Das Kammergericht stellt in seinem Urteil weiter fest, dass aus der Unvereinbarkeit einer pauschalen Rabattgewährung mit den sich aus § 5 Abs. 2 Satz 1 GOÄ ergebenden Abrechnungskriterien zugleich folgt, dass auch eine der Behandlung vorgelagerte Werbung mit der Gewährung eines solchen Rabatts für eine in den Anwendungsbereich des § 5 GOÄ fallende ärztliche Leistungen unzulässig ist. Denn eine andere Sichtweise wäre mit dem Anliegen des Gesetzgebers, im Interesse eines funktionierenden Gesundheitswesens den (Preis-)Wettbewerb unter den Ärzten zu regeln und gleiche rechtliche Voraussetzungen für die auf diesem Markt tätigen Wettbewerber zu schaffen, unvereinbar.

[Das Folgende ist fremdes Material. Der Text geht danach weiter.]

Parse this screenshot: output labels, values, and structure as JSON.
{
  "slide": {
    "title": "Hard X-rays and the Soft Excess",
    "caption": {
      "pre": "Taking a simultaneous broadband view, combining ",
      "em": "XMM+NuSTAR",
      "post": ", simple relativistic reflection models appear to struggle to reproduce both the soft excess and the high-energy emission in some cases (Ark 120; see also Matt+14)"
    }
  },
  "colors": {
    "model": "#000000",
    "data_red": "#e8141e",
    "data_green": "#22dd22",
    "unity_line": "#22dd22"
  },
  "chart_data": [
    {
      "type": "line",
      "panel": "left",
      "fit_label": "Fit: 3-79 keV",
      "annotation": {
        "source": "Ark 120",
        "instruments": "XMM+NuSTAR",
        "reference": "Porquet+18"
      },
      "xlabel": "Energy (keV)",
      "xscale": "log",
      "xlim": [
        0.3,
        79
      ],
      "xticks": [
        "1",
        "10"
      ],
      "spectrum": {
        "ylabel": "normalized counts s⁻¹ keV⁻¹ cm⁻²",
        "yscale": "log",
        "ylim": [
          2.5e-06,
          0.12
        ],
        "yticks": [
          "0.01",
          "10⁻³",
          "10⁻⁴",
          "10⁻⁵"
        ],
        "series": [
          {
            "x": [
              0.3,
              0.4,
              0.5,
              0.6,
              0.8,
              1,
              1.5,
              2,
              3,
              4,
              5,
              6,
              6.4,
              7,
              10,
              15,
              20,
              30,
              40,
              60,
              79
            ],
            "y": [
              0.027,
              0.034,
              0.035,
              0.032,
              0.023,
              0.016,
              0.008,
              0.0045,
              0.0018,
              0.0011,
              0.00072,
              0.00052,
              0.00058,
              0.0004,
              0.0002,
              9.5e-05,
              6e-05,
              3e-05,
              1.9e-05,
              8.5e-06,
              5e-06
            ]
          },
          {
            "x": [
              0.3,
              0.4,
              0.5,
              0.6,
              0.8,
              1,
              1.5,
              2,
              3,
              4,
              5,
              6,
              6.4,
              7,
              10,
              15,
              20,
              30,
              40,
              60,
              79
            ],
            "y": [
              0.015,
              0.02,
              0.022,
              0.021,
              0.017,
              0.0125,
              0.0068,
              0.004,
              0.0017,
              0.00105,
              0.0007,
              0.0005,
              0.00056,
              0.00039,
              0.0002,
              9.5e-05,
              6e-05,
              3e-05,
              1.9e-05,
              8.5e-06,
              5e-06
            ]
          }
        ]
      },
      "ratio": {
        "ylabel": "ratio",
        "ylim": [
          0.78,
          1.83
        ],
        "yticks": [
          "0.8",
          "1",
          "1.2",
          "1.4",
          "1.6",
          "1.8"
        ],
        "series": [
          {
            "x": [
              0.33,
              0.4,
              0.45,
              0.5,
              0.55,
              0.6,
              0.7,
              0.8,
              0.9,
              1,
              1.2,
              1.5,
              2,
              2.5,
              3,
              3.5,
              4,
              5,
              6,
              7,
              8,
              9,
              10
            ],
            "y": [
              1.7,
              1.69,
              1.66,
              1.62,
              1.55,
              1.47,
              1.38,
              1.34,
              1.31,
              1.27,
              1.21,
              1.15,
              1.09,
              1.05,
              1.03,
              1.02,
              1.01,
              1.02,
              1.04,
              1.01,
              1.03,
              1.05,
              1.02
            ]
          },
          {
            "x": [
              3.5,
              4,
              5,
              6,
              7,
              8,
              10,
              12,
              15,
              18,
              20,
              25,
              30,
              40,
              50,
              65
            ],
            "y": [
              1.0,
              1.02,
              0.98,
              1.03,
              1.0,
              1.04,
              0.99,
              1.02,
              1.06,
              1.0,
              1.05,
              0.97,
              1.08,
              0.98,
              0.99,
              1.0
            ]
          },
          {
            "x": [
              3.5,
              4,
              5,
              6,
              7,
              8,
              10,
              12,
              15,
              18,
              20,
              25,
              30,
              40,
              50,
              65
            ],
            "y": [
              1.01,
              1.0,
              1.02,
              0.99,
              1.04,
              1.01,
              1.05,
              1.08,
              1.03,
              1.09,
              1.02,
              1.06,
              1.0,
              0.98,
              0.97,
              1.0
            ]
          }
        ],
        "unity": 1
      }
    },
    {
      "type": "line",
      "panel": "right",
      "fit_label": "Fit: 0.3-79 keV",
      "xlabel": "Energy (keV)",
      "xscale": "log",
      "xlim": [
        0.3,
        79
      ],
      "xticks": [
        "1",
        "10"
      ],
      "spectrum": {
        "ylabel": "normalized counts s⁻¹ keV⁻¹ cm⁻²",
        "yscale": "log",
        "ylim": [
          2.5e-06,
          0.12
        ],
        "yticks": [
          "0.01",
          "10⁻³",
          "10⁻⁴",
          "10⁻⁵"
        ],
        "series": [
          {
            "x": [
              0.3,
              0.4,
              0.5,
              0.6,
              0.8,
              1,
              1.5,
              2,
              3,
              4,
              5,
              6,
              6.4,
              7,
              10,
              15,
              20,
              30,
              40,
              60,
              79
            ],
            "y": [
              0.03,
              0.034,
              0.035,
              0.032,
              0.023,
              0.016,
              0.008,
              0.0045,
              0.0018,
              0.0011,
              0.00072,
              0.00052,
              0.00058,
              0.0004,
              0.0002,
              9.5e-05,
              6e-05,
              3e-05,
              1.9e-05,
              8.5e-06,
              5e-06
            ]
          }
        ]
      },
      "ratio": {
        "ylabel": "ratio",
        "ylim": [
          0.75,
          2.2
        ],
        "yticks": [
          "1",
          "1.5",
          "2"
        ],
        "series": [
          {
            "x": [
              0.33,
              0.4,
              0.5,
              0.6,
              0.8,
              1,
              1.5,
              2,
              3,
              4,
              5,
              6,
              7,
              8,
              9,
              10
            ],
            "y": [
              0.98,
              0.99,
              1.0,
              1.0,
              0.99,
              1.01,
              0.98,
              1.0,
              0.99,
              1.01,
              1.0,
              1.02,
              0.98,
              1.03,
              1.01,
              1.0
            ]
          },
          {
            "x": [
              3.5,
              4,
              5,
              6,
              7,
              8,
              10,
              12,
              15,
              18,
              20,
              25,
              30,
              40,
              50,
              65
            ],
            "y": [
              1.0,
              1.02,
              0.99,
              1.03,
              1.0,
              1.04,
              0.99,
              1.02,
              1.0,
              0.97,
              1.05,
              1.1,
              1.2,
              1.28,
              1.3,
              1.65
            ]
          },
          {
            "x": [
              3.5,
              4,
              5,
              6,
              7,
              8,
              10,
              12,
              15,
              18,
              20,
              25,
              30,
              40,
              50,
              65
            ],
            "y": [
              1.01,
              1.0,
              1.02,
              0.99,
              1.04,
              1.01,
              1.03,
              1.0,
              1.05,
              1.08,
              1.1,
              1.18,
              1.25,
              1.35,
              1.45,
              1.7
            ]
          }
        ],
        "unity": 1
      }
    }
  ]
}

Pauschale Rabatte sind nicht nach § 2 GOÄ zulässig

Nach der überzeugenden Auffassung des Kammergerichts ist eine pauschale Rabattgewährung auch nicht nach der Vorschrift des § 2 GOÄ, auf welche sich das beklagte Unternehmen berufen hatte, zulässig. Die Vorschrift erlaubt zwar unter den dort genannten Voraussetzungen eine von § 5 GOÄ abweichende Vereinbarung über die Gebührenhöhe. Der Abschluss einer Vereinbarung ist jedoch nur im Einzelfall zulässig und erfordert nach § 2 Abs. 2 Satz 1 GOÄ neben der Einhaltung der Schriftform grundsätzlich eine persönliche Absprache zwischen Arzt und Patient, an welcher es bei der generellen Preisgestaltung bzw. Rabattgewährung des Unternehmens fehlt. 

Fazit: Abmahnrisiko bei Werbung mit pauschalen Rabatten für ärztliche Behandlungen

Nach dem Urteil des Kammergerichts Berlin wurde nunmehr erstmals durch obergerichtliche Entscheidung in einem Hauptsacheverfahren geklärt, dass für ärztliche Leistungen keine pauschalen Rabatte beworben oder angeboten werden dürfen. Da auch das OLG Frankfurt in einem Eilverfahren der Auffassung war, dass ein pauschaler Rabatt auf ärztliche Behandlungskosten ohne individuelle Absprache zwischen Arzt und Patient sowohl gegen § 5 GOÄ als auch gegen das UWG verstößt (vgl. OLG Frankfurt a. M., Urteil v. 9. November 2023 – 6 U 82/23 und FD-MedizinR 2024, 810090, Anm. Braun), sollten Ärzte bzw. die sie beschäftigenden Unternehmen, die die Behandlungsverträge mit den Patienten abschließen, von der Bewerbung und Gewährung von Rabatten auf ärztliche Leistungen absehen. Andernfalls setzen sie sich der Gefahr von Abmahnungen und ggf. Schadensersatzansprüchen ihrer Wettbewerber aus. 

* Gemeint sind Personen jeder Geschlechtsidentität. Um der leichteren Lesbarkeit willen wird im Beitrag die grammatikalisch männliche Form verwendet.